At 3:30, I made my way back up to the staff room and saw a school worker with his gaze fixed upon me. I knew this was probably the man I was looking for, and as I approached him, he took out a small piece of paper from his pocket and slowly unfolded it in front of his chest.

Funny note

With a smile and slight head bob, I communicated to him that I understood, and him and I started walking towards the lab.

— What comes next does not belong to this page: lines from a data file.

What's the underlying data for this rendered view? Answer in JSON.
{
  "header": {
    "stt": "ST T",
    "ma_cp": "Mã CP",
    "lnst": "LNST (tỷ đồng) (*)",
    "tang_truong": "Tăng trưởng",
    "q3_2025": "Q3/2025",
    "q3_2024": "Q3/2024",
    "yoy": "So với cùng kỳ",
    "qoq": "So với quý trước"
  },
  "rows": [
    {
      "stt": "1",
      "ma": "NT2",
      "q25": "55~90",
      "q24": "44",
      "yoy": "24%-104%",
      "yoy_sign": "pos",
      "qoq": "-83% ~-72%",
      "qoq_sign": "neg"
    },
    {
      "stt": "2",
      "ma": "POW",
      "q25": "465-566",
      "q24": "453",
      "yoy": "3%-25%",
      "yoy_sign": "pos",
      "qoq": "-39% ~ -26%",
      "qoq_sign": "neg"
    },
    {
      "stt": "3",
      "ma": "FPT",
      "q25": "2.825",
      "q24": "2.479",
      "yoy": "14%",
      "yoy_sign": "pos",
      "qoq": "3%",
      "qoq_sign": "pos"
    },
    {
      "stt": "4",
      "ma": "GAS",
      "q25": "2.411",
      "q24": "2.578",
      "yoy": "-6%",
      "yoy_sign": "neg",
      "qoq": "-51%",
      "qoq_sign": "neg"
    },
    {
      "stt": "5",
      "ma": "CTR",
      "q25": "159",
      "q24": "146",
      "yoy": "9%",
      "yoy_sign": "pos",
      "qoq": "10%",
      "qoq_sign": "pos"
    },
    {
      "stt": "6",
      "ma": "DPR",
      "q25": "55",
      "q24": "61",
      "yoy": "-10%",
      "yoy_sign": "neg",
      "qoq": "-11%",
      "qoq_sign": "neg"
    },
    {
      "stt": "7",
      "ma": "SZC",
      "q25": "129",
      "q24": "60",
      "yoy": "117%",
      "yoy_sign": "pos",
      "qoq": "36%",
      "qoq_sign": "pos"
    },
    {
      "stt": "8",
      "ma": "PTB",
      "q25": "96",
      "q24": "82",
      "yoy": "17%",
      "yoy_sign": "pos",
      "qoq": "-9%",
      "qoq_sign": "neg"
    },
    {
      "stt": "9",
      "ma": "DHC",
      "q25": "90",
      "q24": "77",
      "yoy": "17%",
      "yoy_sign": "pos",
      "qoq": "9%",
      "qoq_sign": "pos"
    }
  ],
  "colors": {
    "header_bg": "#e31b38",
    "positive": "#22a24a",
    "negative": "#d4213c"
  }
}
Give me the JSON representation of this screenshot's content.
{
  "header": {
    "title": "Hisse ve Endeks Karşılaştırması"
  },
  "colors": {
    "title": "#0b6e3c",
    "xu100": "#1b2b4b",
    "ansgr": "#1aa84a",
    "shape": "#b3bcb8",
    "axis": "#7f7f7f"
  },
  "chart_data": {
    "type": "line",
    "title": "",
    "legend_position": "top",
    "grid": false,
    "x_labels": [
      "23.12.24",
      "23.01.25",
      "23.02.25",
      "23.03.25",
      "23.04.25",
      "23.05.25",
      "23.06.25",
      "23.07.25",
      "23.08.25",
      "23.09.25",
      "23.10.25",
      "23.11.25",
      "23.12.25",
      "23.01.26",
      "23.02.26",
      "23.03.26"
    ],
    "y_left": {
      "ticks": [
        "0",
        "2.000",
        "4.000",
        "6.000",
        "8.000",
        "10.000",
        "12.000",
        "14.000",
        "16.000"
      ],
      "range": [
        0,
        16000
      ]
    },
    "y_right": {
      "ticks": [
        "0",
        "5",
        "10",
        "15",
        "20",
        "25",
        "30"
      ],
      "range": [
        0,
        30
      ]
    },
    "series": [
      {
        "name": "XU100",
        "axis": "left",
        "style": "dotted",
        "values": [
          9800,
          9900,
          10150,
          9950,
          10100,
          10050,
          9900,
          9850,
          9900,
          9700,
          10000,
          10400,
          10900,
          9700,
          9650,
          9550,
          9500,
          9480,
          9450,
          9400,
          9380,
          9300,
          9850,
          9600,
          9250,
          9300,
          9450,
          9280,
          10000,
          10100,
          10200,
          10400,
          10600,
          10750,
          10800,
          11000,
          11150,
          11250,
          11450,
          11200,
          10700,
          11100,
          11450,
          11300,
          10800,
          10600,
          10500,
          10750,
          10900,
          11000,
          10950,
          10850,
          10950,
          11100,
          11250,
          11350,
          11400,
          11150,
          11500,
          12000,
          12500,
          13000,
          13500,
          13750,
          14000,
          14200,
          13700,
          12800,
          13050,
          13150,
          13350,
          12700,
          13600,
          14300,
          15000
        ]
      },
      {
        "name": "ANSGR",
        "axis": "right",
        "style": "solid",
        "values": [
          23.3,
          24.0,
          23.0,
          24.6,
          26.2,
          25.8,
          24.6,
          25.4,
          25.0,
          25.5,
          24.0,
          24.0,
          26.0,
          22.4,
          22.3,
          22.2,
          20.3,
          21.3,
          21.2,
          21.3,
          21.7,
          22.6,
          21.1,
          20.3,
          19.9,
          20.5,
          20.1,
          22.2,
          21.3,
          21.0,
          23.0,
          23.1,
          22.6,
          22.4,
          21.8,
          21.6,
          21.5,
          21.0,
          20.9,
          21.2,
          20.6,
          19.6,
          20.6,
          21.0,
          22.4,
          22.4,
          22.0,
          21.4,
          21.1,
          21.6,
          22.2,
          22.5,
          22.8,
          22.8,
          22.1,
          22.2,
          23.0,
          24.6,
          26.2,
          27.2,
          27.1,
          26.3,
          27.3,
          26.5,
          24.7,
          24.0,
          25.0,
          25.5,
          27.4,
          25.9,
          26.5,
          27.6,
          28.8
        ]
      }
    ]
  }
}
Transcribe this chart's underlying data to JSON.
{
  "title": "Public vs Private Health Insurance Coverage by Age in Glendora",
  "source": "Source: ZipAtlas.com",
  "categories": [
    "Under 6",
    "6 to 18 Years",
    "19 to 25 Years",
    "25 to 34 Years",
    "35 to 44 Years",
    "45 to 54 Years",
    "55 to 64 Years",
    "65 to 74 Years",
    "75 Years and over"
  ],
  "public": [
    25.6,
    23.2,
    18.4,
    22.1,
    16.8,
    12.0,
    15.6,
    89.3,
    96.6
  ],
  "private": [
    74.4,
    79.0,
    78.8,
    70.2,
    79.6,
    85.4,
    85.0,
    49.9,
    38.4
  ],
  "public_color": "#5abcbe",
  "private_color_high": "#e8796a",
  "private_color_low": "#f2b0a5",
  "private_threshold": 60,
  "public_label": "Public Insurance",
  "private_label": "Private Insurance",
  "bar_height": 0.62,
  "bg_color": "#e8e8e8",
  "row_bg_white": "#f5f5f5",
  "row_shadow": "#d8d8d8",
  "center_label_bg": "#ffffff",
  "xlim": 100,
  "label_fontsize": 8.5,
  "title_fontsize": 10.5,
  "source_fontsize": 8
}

Class was actually scheduled to start at 3:40, so for those 10 free minutes, the physics teacher eagerly took me from station to station, describing each of the experiments, letting me try out the instruments, and explaining what the students would be asked to do. Some pictures of the lab are posted below. Don't let the shabby appearance of the room fool you. These kids would smoke most 12th graders in physics. What we cover in AP Physics A/B/C, these students have already finished by 10th standard. When the students walked into lab, they hardly needed any introduction to the experiments before they went right into taking measurements and fiddling around with resistances, focal lengths, etc.

Physics lab classroom

Wheatstone bridge

Microscope and prism Optics experiment

Throughout India, there's a sense of prestige attached to students that enter into the science track during high school. Whether or not they can enter into this track is determined by how well they do on standardized tests. Students that complete the science track have the opportunity of going on and getting bachelors of science degrees which then allows them to become engineers, doctors, and IT specialists. This is the top echelon of careers that most Indians aspire towards. Where does English fall in? The sense that I've gotten already is that most students just treat English as a hurdle that they have to just manage to jump over so they can run towards their higher goals. If they can simply memorize stories and essays to get good marks on their standardized tests, they'd rather do that than spend time actually learning the language. This is a struggle that I'm sure I'll be dealing with all year. All I've been told when I voice my complaints is that I have to accept this as the way things just are and that I should just teach English the way that its always been taught at this school. Le sigh.

4 comments:

Andrew said...

Wow first?

That's sad =( As a teacher you always want your students to be interested in what you're teaching

alexlee said...

indians are taking over the world

noonarulez said...

Funniest note ever.

Heidi said...

That's interesting what you say about their science labs, because I've seen the same lab photographed by other Fellows and Cat, and drew the same conclusions you specifically warn not to: that their science curriculum is lacking. Appearances are indeed deceiving, and additionally makes me wonder to what extent American schools use expensive equipment as a ruse or a crutch to hide or remediate poor performance.